CAREDEM Case management has been suggested as a way of improving the quality and cost-effectiveness of support for people with dementia. In this study we adapted and implemented a successful United States' model of case management in primary care in England. This project was funded by the National Institute for Health Research (NIHR) Health Technology Assessment programme.

Educational interventions in primary care

A trial of educational interventions in primary care to improve recognition of and responses to dementia - funded by the Alzheimer's Society (1997-2002) 


Evidence based interventions in dementia - the EVIDEM programme - was one of the first wave NIHR programmes of translational research 2007-2012.

EVIDEM was hosted by Central and North West London Foundation Trust, was based in the community, and led by primary care.  The academic consortium of five universities was led by the department of Primary Care and Population Health at UCL. The programme produced evidence based tools, techniques and skills that were directly applicable to providing good quality services to people with dementia and their families across the dementia trajectory from diagnosis to end of life care.

The final report for the EVIDEM programme is available via the NIHR library here: https://www.journalslibrary.nihr.ac.uk/pgfar/pgfar03030/#/abstract 

After the Liverpool Care Pathway 

This was an 18 month Alzheimer's Society and Marie Curie jointly funded study led by Professor Steve Iliffe and Dr Nathan Davies. 

What do we already know?

Many practitioners lack the confidence to provide end of life care for someone with dementia, including practitioners from palliative care backgrounds but also practitioners experienced in dementia care.

End of life care that is delivered to people with dementia is for these reasons often poor, with improvement needed in many areas of care. We know there is currently poor access to end of life care for people with dementia, with a lack of the recognition of pain - some even believing that people with dementia do not experience pain. There is little training in end of life care for people with dementia, with dementia still often not being accepted as an illness which will lead to death, requiring any form of specialist end of life care input.

The next challenge is how best to improve end of life care in the light of the recent review, family anxieties and media controversy. The critically important resource is those close to the person with dementia, often family members.

However, many have noted that 'rarely have the views and experiences of family carers in their own right been elicited' and little is known about the experiences of carers about end of life care. The recent descriptions of poor end of life care create an urgent need for health and social care services to use the knowledge of families who experience care on a daily basis.

The removal of the Liverpool Care Pathway leaves a gap in the guidance for practitioners, which needs to be filled.

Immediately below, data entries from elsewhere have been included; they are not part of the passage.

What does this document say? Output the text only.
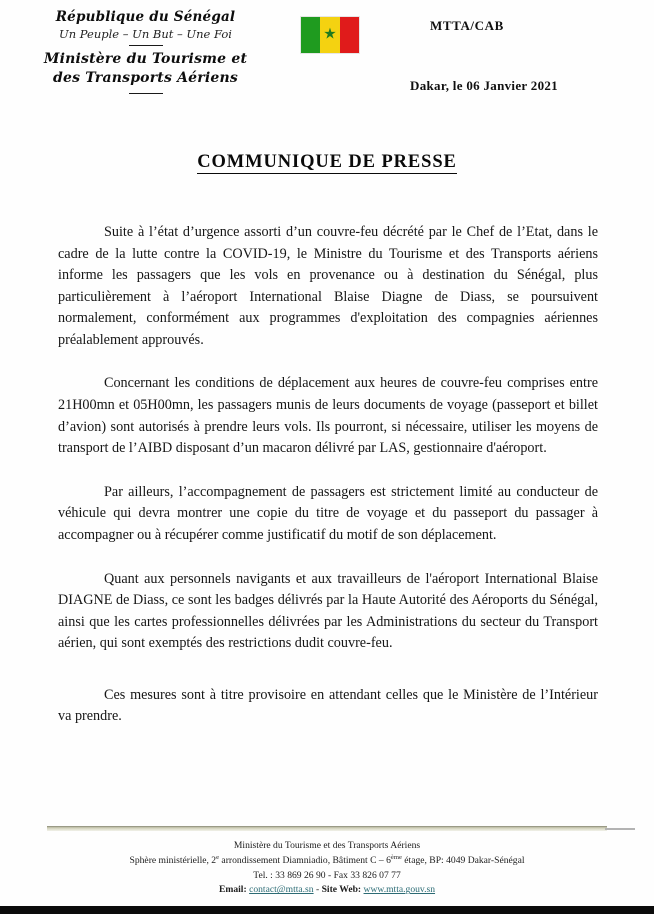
République du Sénégal
Un Peuple – Un But – Une Foi
Ministère du Tourisme et
des Transports Aériens
★
MTTA/CAB
Dakar, le 06 Janvier 2021
COMMUNIQUE DE PRESSE

Suite à l’état d’urgence assorti d’un couvre-feu décrété par le Chef de l’Etat, dans le cadre de la lutte contre la COVID-19, le Ministre du Tourisme et des Transports aériens informe les passagers que les vols en provenance ou à destination du Sénégal, plus particulièrement à l’aéroport International Blaise Diagne de Diass, se poursuivent normalement, conformément aux programmes d'exploitation des compagnies aériennes préalablement approuvés.

Concernant les conditions de déplacement aux heures de couvre-feu comprises entre 21H00mn et 05H00mn, les passagers munis de leurs documents de voyage (passeport et billet d’avion) sont autorisés à prendre leurs vols. Ils pourront, si nécessaire, utiliser les moyens de transport de l’AIBD disposant d’un macaron délivré par LAS, gestionnaire d'aéroport.

Par ailleurs, l’accompagnement de passagers est strictement limité au conducteur de véhicule qui devra montrer une copie du titre de voyage et du passeport du passager à accompagner ou à récupérer comme justificatif du motif de son déplacement.

Quant aux personnels navigants et aux travailleurs de l'aéroport International Blaise DIAGNE de Diass, ce sont les badges délivrés par la Haute Autorité des Aéroports du Sénégal, ainsi que les cartes professionnelles délivrées par les Administrations du secteur du Transport aérien, qui sont exemptés des restrictions dudit couvre-feu.

Ces mesures sont à titre provisoire en attendant celles que le Ministère de l’Intérieur va prendre.

Ministère du Tourisme et des Transports Aériens
Sphère ministérielle, 2e arrondissement Diamniadio, Bâtiment C – 6ème étage, BP: 4049 Dakar-Sénégal
Tel. : 33 869 26 90 - Fax 33 826 07 77
Email: contact@mtta.sn - Site Web: www.mtta.gouv.sn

The researchers propose that this gap should be filled with the assistance of the families of people with dementia, some of whose experiences brought about the demise of the Liverpool Care Pathway.

What did this project involve?

Using data from 47 interviews with family carers about end of life care for dementia, collected as part of a previous study as a starting point, this research aimed to:

1. Explore what family carers want from end of life care for people with dementia

2. Develop heuristics (rules of thumb) for end of life care for people with dementia by combining family carers' perceptions with advice from practitioners, in home and hospital settings

3. Test and evaluate the use of heuristics with practitioners in real settings; both home and hospital

The output of this study was be a series of heuristics (rules of thumb) which have been tested with a small group of practitioners at various levels with a sample of people with dementia, developed by carers' experiences and opinions that have essentially brought the demise of the Liverpool Care Pathway. They will help fill a gap by the departure of the Liverpool Care Pathway, acting as a framework for practitioners in both home and hospital care.